I don't want to push on this too hard, and I definitely don't want to get into a tedious "blog-spat" with my friends at Ultrabrown. Though I study and teach literature for a living, one thing I've realized over the years is that taste really is subjective, and one reader's minor glitch is another reader's fatal flaw. It's not a science, and that's something to embrace, not hide from with smarty-pants jargon: I love the fact that I can go out to dinner with a group of Indian software engineers, doctors, and so on, and have great conversations about the books they're reading. (I also love the to-and-fro with readers in blog-land, needless to say.)
A final note.
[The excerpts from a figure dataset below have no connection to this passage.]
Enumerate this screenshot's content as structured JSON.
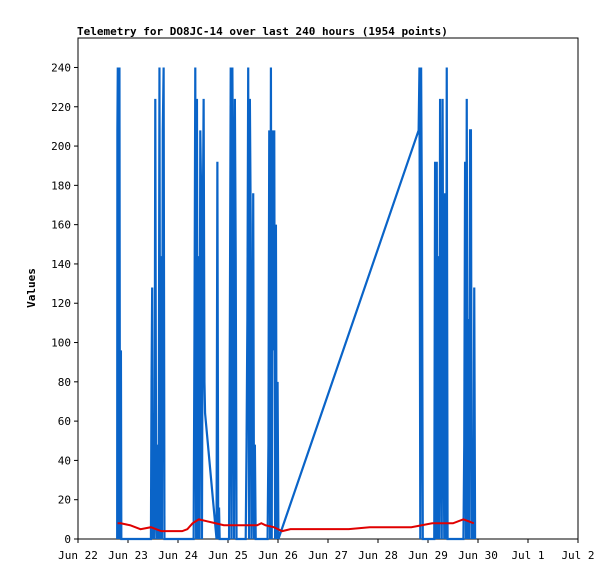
{
  "chart_data": {
    "type": "line",
    "title": "Telemetry for DO8JC-14 over last 240 hours (1954 points)",
    "xlabel": "",
    "ylabel": "Values",
    "x_range": [
      0,
      240
    ],
    "ylim": [
      0,
      255
    ],
    "y_ticks": [
      0,
      20,
      40,
      60,
      80,
      100,
      120,
      140,
      160,
      180,
      200,
      220,
      240
    ],
    "x_ticks": [
      {
        "label": "Jun 22",
        "hour": 0
      },
      {
        "label": "Jun 23",
        "hour": 24
      },
      {
        "label": "Jun 24",
        "hour": 48
      },
      {
        "label": "Jun 25",
        "hour": 72
      },
      {
        "label": "Jun 26",
        "hour": 96
      },
      {
        "label": "Jun 27",
        "hour": 120
      },
      {
        "label": "Jun 28",
        "hour": 144
      },
      {
        "label": "Jun 29",
        "hour": 168
      },
      {
        "label": "Jun 30",
        "hour": 192
      },
      {
        "label": "Jul 1",
        "hour": 216
      },
      {
        "label": "Jul 2",
        "hour": 240
      }
    ],
    "grid": false,
    "series": [
      {
        "color": "#0a64c8",
        "points": [
          [
            18.8,
            0
          ],
          [
            18.9,
            208
          ],
          [
            19.1,
            240
          ],
          [
            19.3,
            128
          ],
          [
            19.5,
            176
          ],
          [
            19.7,
            0
          ],
          [
            19.9,
            240
          ],
          [
            20.1,
            48
          ],
          [
            20.3,
            0
          ],
          [
            20.6,
            96
          ],
          [
            20.8,
            0
          ],
          [
            35.0,
            0
          ],
          [
            35.3,
            80
          ],
          [
            35.6,
            128
          ],
          [
            35.9,
            0
          ],
          [
            36.3,
            64
          ],
          [
            36.7,
            0
          ],
          [
            37.1,
            224
          ],
          [
            37.5,
            16
          ],
          [
            37.9,
            0
          ],
          [
            38.3,
            48
          ],
          [
            38.7,
            0
          ],
          [
            39.1,
            240
          ],
          [
            39.5,
            0
          ],
          [
            39.9,
            144
          ],
          [
            40.3,
            0
          ],
          [
            40.7,
            208
          ],
          [
            41.1,
            240
          ],
          [
            41.5,
            0
          ],
          [
            55.5,
            0
          ],
          [
            55.9,
            104
          ],
          [
            56.3,
            240
          ],
          [
            56.7,
            0
          ],
          [
            57.1,
            224
          ],
          [
            57.5,
            0
          ],
          [
            57.9,
            144
          ],
          [
            58.3,
            0
          ],
          [
            58.7,
            208
          ],
          [
            59.1,
            176
          ],
          [
            59.5,
            0
          ],
          [
            59.9,
            160
          ],
          [
            60.3,
            224
          ],
          [
            60.7,
            80
          ],
          [
            61.0,
            64
          ],
          [
            66.5,
            0
          ],
          [
            66.9,
            192
          ],
          [
            67.3,
            0
          ],
          [
            67.7,
            16
          ],
          [
            68.0,
            0
          ],
          [
            72.5,
            0
          ],
          [
            72.9,
            112
          ],
          [
            73.3,
            240
          ],
          [
            73.7,
            0
          ],
          [
            74.1,
            240
          ],
          [
            74.5,
            160
          ],
          [
            74.9,
            0
          ],
          [
            75.3,
            224
          ],
          [
            75.7,
            144
          ],
          [
            76.1,
            0
          ],
          [
            80.5,
            0
          ],
          [
            80.9,
            48
          ],
          [
            81.3,
            112
          ],
          [
            81.7,
            240
          ],
          [
            82.1,
            0
          ],
          [
            82.5,
            224
          ],
          [
            82.9,
            160
          ],
          [
            83.3,
            0
          ],
          [
            83.7,
            32
          ],
          [
            84.1,
            176
          ],
          [
            84.5,
            0
          ],
          [
            84.9,
            48
          ],
          [
            85.3,
            0
          ],
          [
            91.0,
            0
          ],
          [
            91.4,
            48
          ],
          [
            91.8,
            208
          ],
          [
            92.2,
            0
          ],
          [
            92.6,
            240
          ],
          [
            93.0,
            0
          ],
          [
            93.4,
            208
          ],
          [
            93.8,
            96
          ],
          [
            94.2,
            208
          ],
          [
            94.6,
            0
          ],
          [
            95.0,
            160
          ],
          [
            95.4,
            0
          ],
          [
            95.8,
            80
          ],
          [
            96.2,
            0
          ],
          [
            163.5,
            208
          ],
          [
            163.9,
            240
          ],
          [
            164.3,
            0
          ],
          [
            164.7,
            240
          ],
          [
            165.1,
            160
          ],
          [
            165.5,
            0
          ],
          [
            171.0,
            0
          ],
          [
            171.4,
            192
          ],
          [
            171.8,
            0
          ],
          [
            172.2,
            192
          ],
          [
            172.6,
            0
          ],
          [
            173.0,
            144
          ],
          [
            173.4,
            0
          ],
          [
            173.8,
            224
          ],
          [
            174.2,
            72
          ],
          [
            174.6,
            0
          ],
          [
            175.0,
            224
          ],
          [
            175.4,
            80
          ],
          [
            175.8,
            0
          ],
          [
            176.2,
            176
          ],
          [
            176.6,
            0
          ],
          [
            177.0,
            240
          ],
          [
            177.4,
            0
          ],
          [
            185.0,
            0
          ],
          [
            185.4,
            48
          ],
          [
            185.8,
            192
          ],
          [
            186.2,
            0
          ],
          [
            186.6,
            224
          ],
          [
            187.0,
            0
          ],
          [
            187.4,
            112
          ],
          [
            187.8,
            0
          ],
          [
            188.2,
            208
          ],
          [
            188.6,
            208
          ],
          [
            189.0,
            0
          ],
          [
            189.4,
            32
          ],
          [
            189.8,
            0
          ],
          [
            190.2,
            128
          ],
          [
            190.6,
            0
          ]
        ]
      },
      {
        "color": "#e00000",
        "points": [
          [
            19.0,
            8
          ],
          [
            20.5,
            8
          ],
          [
            25.0,
            7
          ],
          [
            30.0,
            5
          ],
          [
            35.0,
            6
          ],
          [
            40.0,
            4
          ],
          [
            45.0,
            4
          ],
          [
            50.0,
            4
          ],
          [
            52.5,
            5
          ],
          [
            55.0,
            8
          ],
          [
            58.0,
            10
          ],
          [
            62.0,
            9
          ],
          [
            66.0,
            8
          ],
          [
            70.0,
            7
          ],
          [
            74.0,
            7
          ],
          [
            78.0,
            7
          ],
          [
            82.0,
            7
          ],
          [
            86.0,
            7
          ],
          [
            88.0,
            8
          ],
          [
            90.0,
            7
          ],
          [
            94.0,
            6
          ],
          [
            98.0,
            4
          ],
          [
            102.0,
            5
          ],
          [
            110.0,
            5
          ],
          [
            120.0,
            5
          ],
          [
            130.0,
            5
          ],
          [
            140.0,
            6
          ],
          [
            150.0,
            6
          ],
          [
            160.0,
            6
          ],
          [
            170.0,
            8
          ],
          [
            180.0,
            8
          ],
          [
            185.0,
            10
          ],
          [
            190.0,
            8
          ]
        ]
      }
    ]
  }
}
Ironically, though I've now devoted two posts to debunking Adiga (but also congratulating him on his success. Congratulations again!), I could easily see myself teaching The White Tiger in introductory courses on Indian literature to undergraduates. It is likely to appeal to my students, while also giving me good reasons to talk about the social issues and cultural phenomena Adiga invokes in his book. (I've had good success teaching other books I haven't loved, including Mohsin Hamid's two novels; both Moth Smoke and The Reluctant Fundamentalist actually worked better than personal favorites of mine, such as The Satanic Verses and A Fina Balance).